House spoke at the Packaging Strategies '95 conference, held April 19-21 in Atlanta.
``This cap is the result of a number of focus group testing we did,'' House said. ``Although we have a huge line of stock closures, we have never done much in the area of child-resistant closures. Technology existed that we could have used, but nothing met the criteria we had established for entry into this market.''
He said the company sought a childproof closure that could be opened easily by an adult, even in the dark; was competitively priced; was appropriate for liquid or solid contents; and was easily filled and capped on standard equipment.
The new design involves an offset space molded into the bottle neck, and into a narrow ring surrounding the neck. The user simply presses on the ring to align the two offsets and turns the winged top. To reseal the bottle and render it child resistant again, the cap simply screws back on.

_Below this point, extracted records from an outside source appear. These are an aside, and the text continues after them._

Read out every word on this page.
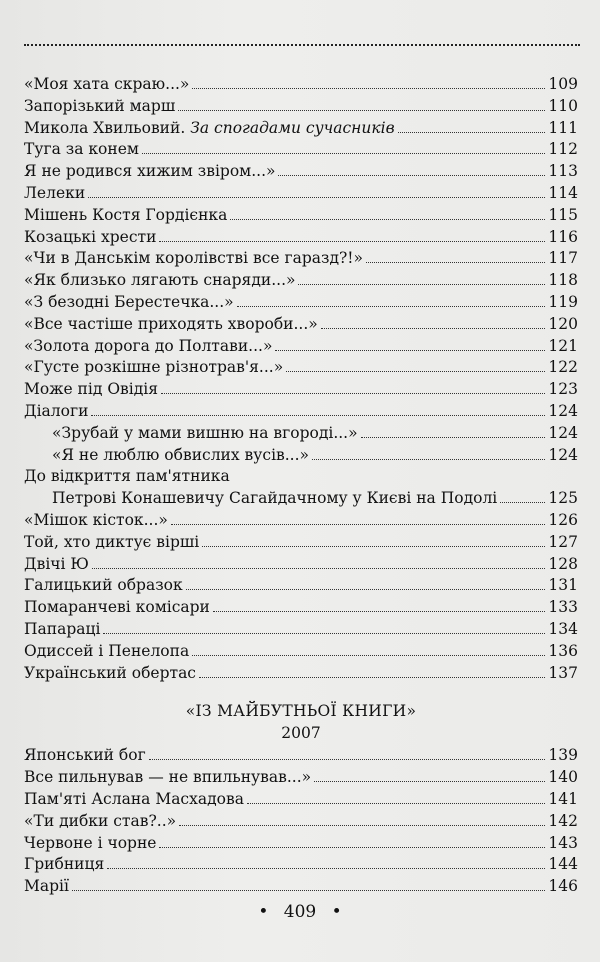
«Моя хата скраю...»	109
Запорізький марш	110
Микола Хвильовий. За спогадами сучасників	111
Туга за конем	112
Я не родився хижим звіром...»	113
Лелеки	114
Мішень Костя Гордієнка	115
Козацькі хрести	116
«Чи в Данськім королівстві все гаразд?!»	117
«Як близько лягають снаряди...»	118
«З безодні Берестечка...»	119
«Все частіше приходять хвороби...»	120
«Золота дорога до Полтави...»	121
«Густе розкішне різнотрав'я...»	122
Може під Овідія	123
Діалоги	124
«Зрубай у мами вишню на вгороді...»	124
«Я не люблю обвислих вусів...»	124
До відкриття пам'ятника
Петрові Конашевичу Сагайдачному у Києві на Подолі	125
«Мішок кісток...»	126
Той, хто диктує вірші	127
Двічі Ю	128
Галицький образок	131
Помаранчеві комісари	133
Папараці	134
Одиссей і Пенелопа	136
Український обертас	137
«ІЗ МАЙБУТНЬОЇ КНИГИ»
2007
Японський бог	139
Все пильнував — не впильнував...»	140
Пам'яті Аслана Масхадова	141
«Ти дибки став?..»	142
Червоне і чорне	143
Грибниця	144
Марії	146
• 409 •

``In hours of focus group testing, we have found that senior citizens, the group we targeted to satisfy, simply don't like the child-resistant packages that exist,'' House said.

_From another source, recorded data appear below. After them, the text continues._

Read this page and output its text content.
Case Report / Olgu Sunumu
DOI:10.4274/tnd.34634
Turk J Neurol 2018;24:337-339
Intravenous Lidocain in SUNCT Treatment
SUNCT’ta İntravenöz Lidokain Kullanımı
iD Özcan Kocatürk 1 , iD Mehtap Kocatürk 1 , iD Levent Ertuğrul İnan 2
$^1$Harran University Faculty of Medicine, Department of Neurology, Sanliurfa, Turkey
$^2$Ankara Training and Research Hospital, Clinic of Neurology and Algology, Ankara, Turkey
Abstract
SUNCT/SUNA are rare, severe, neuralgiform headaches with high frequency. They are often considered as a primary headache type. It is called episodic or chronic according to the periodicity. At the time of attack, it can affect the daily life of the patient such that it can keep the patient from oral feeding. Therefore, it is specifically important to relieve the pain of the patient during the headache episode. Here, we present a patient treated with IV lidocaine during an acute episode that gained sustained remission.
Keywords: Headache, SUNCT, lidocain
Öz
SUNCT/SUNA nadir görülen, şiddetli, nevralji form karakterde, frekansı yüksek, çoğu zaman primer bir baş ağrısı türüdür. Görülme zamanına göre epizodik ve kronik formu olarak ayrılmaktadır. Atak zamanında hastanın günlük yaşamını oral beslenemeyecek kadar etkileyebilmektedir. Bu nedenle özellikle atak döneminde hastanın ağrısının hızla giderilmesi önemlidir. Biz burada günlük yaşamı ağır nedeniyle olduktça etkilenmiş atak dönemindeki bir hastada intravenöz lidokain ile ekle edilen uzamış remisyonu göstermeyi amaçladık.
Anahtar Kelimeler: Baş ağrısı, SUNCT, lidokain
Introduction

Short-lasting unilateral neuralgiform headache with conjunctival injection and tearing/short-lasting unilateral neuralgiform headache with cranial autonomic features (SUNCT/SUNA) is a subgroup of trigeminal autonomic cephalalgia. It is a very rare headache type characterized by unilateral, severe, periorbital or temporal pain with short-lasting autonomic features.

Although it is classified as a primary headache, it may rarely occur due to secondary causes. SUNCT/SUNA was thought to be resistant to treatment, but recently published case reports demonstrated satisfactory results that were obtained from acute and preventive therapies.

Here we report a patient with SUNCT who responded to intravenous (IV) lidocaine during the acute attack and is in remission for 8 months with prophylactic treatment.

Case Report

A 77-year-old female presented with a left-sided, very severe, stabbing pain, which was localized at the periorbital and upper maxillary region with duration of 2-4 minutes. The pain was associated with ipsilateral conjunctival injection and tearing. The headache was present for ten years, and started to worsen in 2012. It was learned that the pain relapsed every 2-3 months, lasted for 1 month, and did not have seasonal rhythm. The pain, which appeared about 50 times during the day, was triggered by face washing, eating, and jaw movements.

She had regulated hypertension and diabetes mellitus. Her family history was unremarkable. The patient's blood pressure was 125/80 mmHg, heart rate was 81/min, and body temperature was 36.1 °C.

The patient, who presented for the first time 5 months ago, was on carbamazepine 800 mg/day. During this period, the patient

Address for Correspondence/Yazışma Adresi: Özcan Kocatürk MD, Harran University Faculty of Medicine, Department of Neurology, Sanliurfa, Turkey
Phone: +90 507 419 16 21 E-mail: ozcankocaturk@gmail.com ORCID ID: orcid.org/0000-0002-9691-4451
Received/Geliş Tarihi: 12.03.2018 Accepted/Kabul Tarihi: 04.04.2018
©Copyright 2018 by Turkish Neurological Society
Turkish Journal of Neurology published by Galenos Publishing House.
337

The company worked with Captive Plastics Co. to develop the bottle, and injection molded the polypropylene cap in its facilities in Baltimore.
Testing was done with senior citizens aged 60-75, who gave the new closure high marks, House said.
Ironically, developing simple but effective instructions for opening the bottle proved one of the biggest hurdles.
``In some cases with the earlier instructions, the adults would simply look at the closure in confusion,'' House said. ``But we got it to the place where the seniors rated it very highly in ease of opening. The children were still baffled.''
Poly-Seal is developing pictographic labeling to allow the bottle and closure to be used internationally. House said the company is discussing the closure with over-the-counter pharmaceutical companies.
Poly-Seal is privately held with three plants in Baltimore. The company ranked 55th in Plastics ' 1995 survey of North American injection molders with 1994 sales of $65 million.